Les solistes lyriques font preuve de grande précision et capacité d’articulation, dès le premier acte. Tout au long de l'œuvre, leurs voix aux timbres chauds se fusionnent et forment un tout avec le chœur, les instruments et les sons. À leur chant est intercalé le son diffusé d’une voix grave, déformée, qui prononce des phrases du livret dans un esprit non-narratif réadapté par la metteuse en scène Susanne Kennedy et Richard Alexander aux créations sonores.
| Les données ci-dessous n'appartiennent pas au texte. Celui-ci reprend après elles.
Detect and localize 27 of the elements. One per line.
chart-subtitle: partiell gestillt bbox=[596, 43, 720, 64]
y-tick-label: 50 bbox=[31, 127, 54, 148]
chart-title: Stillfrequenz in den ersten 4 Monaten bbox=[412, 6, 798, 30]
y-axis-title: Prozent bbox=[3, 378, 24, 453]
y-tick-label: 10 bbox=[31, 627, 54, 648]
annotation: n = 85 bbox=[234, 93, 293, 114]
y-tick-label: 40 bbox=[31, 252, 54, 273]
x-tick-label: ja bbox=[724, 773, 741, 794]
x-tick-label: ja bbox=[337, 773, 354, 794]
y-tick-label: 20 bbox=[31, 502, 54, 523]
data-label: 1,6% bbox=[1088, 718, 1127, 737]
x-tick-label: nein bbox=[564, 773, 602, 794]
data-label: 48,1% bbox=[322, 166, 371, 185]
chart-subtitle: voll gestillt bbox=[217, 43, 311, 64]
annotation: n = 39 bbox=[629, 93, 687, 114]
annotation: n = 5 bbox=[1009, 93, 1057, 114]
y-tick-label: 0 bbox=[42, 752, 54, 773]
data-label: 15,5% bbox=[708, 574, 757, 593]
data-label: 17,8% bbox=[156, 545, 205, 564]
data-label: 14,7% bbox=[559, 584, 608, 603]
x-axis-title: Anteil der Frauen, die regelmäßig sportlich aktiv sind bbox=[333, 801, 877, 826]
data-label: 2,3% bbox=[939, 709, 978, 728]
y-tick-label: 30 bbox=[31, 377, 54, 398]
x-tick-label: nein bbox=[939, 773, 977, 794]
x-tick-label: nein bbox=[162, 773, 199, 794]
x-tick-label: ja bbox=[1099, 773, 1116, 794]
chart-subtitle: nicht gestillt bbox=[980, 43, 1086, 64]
Grâce à l’assise des rythmes complexes des notes répétées, assurées d'emblée avec les altos Sonja Koppelhuber et Nadia Catania, les sopranos Álfheiður Erla Guðmundsdóttir et Emily Dilewski se distinguent dans bien d’autres sections de cet opéra performance, où elles déploient des voix à la fois douces et perçantes avec force endurance et clarté, rythmique et vocale. La première livre notamment au public des vocalises limpides au timbre délicat et soutient les graves comme les aigus avec agilité et assurance.
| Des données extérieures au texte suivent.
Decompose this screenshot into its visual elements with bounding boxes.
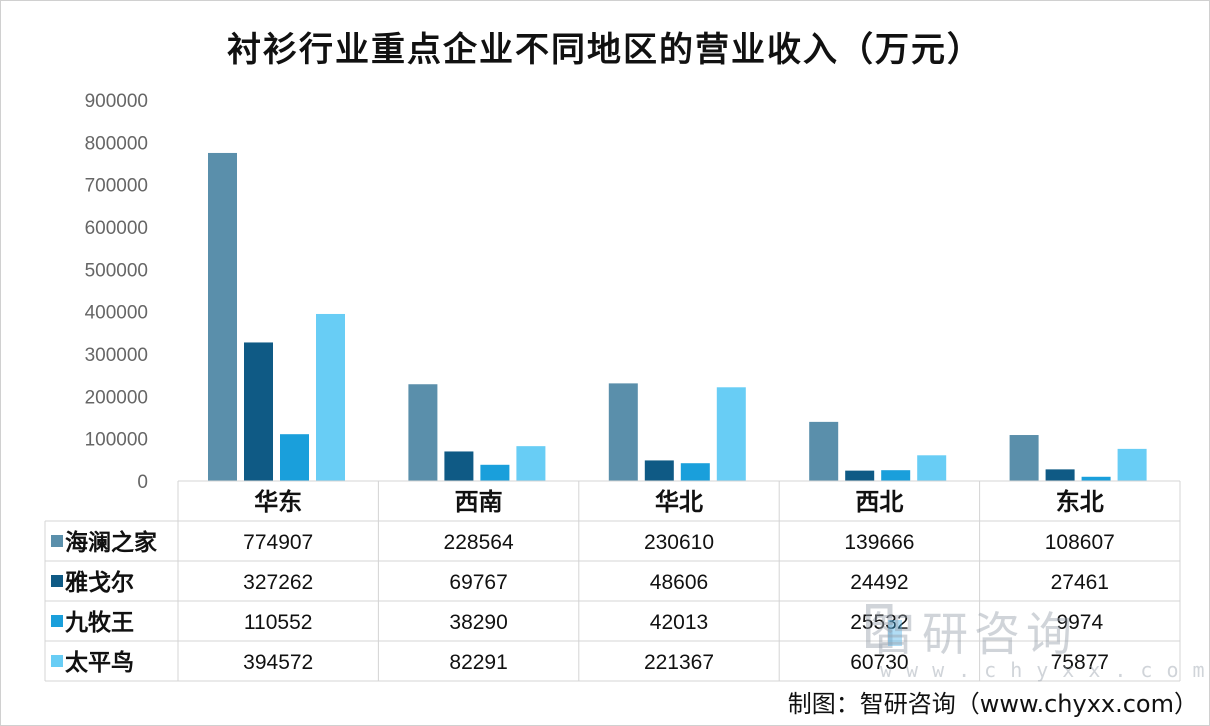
bar-雅戈尔-华北 [644,460,674,481]
table-cell-value: 110552 [244,611,313,634]
bar-海澜之家-华北 [608,383,638,481]
bar-雅戈尔-西北 [845,470,875,481]
watermark-logo-icon [866,604,902,648]
bar-雅戈尔-东北 [1045,469,1075,481]
y-tick-label: 400000 [85,303,148,324]
legend-swatch [51,575,63,587]
table-cell-value: 228564 [444,531,514,554]
table-cell-value: 69767 [449,571,507,594]
bar-太平鸟-华东 [316,313,345,481]
y-tick-label: 600000 [85,218,148,239]
bar-海澜之家-西南 [408,384,438,481]
table-cell-value: 108607 [1045,531,1115,554]
table-cell-value: 774907 [243,531,313,554]
y-tick-label: 300000 [85,345,148,366]
table-cell-value: 25532 [850,611,908,634]
table-cell-value: 38290 [449,611,507,634]
table-cell-value: 75877 [1051,651,1109,674]
table-cell-value: 60730 [850,651,908,674]
bar-太平鸟-东北 [1117,448,1147,481]
bar-海澜之家-华东 [208,152,237,481]
bar-雅戈尔-华东 [244,342,273,481]
y-tick-label: 0 [137,472,148,493]
legend-swatch [51,615,63,627]
chart-title: 衬衫行业重点企业不同地区的营业收入（万元） [227,30,983,70]
table-cell-value: 82291 [449,651,507,674]
x-category-label: 西北 [855,488,903,516]
x-category-label: 华北 [655,488,703,516]
source-credit: 制图：智研咨询（www.chyxx.com） [787,690,1198,718]
bar-九牧王-东北 [1081,476,1111,481]
legend-label: 雅戈尔 [65,569,134,596]
table-cell-value: 27461 [1051,571,1109,594]
y-tick-label: 800000 [85,133,148,154]
table-cell-value: 139666 [844,531,914,554]
table-cell-value: 42013 [650,611,708,634]
x-category-label: 西南 [455,488,503,516]
table-cell-value: 48606 [650,571,708,594]
y-tick-label: 200000 [85,387,148,408]
table-cell-value: 24492 [850,571,908,594]
bar-九牧王-华北 [680,463,710,481]
y-tick-label: 900000 [85,91,148,112]
bar-雅戈尔-西南 [444,451,474,481]
legend-swatch [51,535,63,547]
bar-太平鸟-西南 [516,446,546,481]
bar-太平鸟-西北 [917,455,947,481]
legend-label: 太平鸟 [65,649,134,676]
bar-太平鸟-华北 [716,387,746,481]
x-category-label: 华东 [254,488,302,516]
y-tick-label: 500000 [85,260,148,281]
table-cell-value: 230610 [644,531,714,554]
x-category-label: 东北 [1056,488,1104,516]
legend-label: 海澜之家 [65,529,157,556]
table-cell-value: 327262 [243,571,313,594]
table-cell-value: 221367 [644,651,714,674]
table-cell-value: 394572 [243,651,313,674]
legend-label: 九牧王 [64,609,134,636]
bar-九牧王-西南 [480,464,510,481]
bar-海澜之家-东北 [1009,435,1039,481]
bar-九牧王-华东 [280,434,309,481]
y-tick-label: 100000 [85,430,148,451]
y-tick-label: 700000 [85,176,148,197]
watermark-url: www.chyxx.com [880,658,1210,682]
bar-九牧王-西北 [881,470,911,481]
table-cell-value: 9974 [1056,611,1103,634]
bar-海澜之家-西北 [809,421,839,481]
watermark-text: 智研咨询 [870,607,1078,661]
legend-swatch [51,655,63,667]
La violoniste Diamanda Dramm prend place sur scène pour Trial 1 « Mr. Bojangles », s'immergeant dans le décor et ses recoins, s'y déplaçant tout en jouant. Elle accompagne tantôt les voix parlées, tantôt le chœur, tantôt les sopranos, puis elle prend le lead avec des passages solistes amenés et surtout réitérés dans une endurance hors du commun.
Six interprètes anglophones se partagent entre la scène et les gradins. Accompagnés de temps à autre par deux chèvres, ils déambulent parmi le public et prononcent les phrases du livret parfois en playback (avec des petits haut-parleurs autour du cou). Ils reproduisent avec grande maîtrise un travail de rythmicité de la parole. Leurs interventions sont accompagnées par des sons diffusés divers et variés, tels que des sonneries de téléphones, des bruits de respiration, des bêlements de chèvre...
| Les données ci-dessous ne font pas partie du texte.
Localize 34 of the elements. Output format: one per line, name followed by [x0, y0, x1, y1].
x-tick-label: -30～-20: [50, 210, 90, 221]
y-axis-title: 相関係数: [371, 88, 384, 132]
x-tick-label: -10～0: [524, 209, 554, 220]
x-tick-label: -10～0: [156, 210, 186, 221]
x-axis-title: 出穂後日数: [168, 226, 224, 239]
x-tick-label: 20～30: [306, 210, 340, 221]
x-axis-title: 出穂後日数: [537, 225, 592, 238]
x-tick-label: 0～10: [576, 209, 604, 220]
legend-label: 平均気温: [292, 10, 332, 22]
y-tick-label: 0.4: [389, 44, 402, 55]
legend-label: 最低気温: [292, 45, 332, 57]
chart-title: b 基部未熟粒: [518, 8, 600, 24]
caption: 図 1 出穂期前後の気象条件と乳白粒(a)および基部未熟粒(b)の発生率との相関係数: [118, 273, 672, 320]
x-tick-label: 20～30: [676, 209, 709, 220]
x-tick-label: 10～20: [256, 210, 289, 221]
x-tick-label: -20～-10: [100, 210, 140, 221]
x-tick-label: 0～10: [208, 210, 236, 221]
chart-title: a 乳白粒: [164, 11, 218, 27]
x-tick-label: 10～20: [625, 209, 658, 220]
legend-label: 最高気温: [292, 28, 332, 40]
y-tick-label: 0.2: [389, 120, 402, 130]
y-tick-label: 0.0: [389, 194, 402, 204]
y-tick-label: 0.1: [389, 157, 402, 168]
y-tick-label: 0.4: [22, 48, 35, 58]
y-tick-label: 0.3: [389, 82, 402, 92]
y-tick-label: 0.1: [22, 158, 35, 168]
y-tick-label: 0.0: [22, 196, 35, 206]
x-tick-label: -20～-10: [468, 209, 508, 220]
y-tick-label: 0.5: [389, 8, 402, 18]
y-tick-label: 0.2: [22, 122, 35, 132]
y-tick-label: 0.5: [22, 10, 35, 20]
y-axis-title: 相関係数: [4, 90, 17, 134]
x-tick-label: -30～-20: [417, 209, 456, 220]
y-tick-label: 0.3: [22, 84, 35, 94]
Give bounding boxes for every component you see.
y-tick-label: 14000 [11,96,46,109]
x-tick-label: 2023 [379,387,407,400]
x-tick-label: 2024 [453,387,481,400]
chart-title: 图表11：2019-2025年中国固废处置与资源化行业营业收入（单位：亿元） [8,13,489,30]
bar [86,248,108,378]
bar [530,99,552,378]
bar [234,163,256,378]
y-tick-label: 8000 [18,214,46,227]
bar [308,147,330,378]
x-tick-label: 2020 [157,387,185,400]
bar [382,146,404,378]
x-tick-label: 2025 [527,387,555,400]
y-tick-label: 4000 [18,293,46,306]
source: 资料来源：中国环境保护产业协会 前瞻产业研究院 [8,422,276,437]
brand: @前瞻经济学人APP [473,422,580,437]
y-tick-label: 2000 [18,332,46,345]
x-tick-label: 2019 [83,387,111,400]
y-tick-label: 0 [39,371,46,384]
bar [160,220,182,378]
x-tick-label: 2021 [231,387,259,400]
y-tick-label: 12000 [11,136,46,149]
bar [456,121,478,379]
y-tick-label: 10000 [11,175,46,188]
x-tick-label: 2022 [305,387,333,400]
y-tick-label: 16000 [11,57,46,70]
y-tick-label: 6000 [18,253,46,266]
Ixchel Mendoza Hernàndez chorégraphie les gestes des interprètes : de très longues séquences gestuelles répétées en boucle font écho aux boucles sonores et font signe vers l’univers rituel. La chorégraphie est parfois poussée à l’extrême : dans une séquence notamment, les interprètes en proie à des respirations rythmiques et comme surnaturelles font longuement contracter leurs corps dans des spasmes presque douloureux.
Dans une fosse du décor, le virtuose Ensemble Phoenix Basel comprend deux claviers-synthé, une clarinette basse, deux saxophones, deux flûtes et un piccolo. Le chef d’orchestre André de Ridder montre un geste extrêmement précis et une maîtrise de sa destination vers le chœur et les chanteurs dans l’espace scénique, pourtant constamment troublé par la rotation quasi ininterrompue de la scénographie. Le chœur de l'Ensemble vocal Basler Madrigalisten présent dès le début à l’intérieur de la scénographie tournante, forme un ensemble cohérent qui se mélange parfaitement avec le son des instruments de l’orchestre, comme il se fond dans le décor.
Après ces trois heures et demie de sons et lumières ininterrompus, le public applaudit enthousiaste les très nombreux artistes qui ont contribué à rendre cette œuvre absolument et toujours autant fascinante.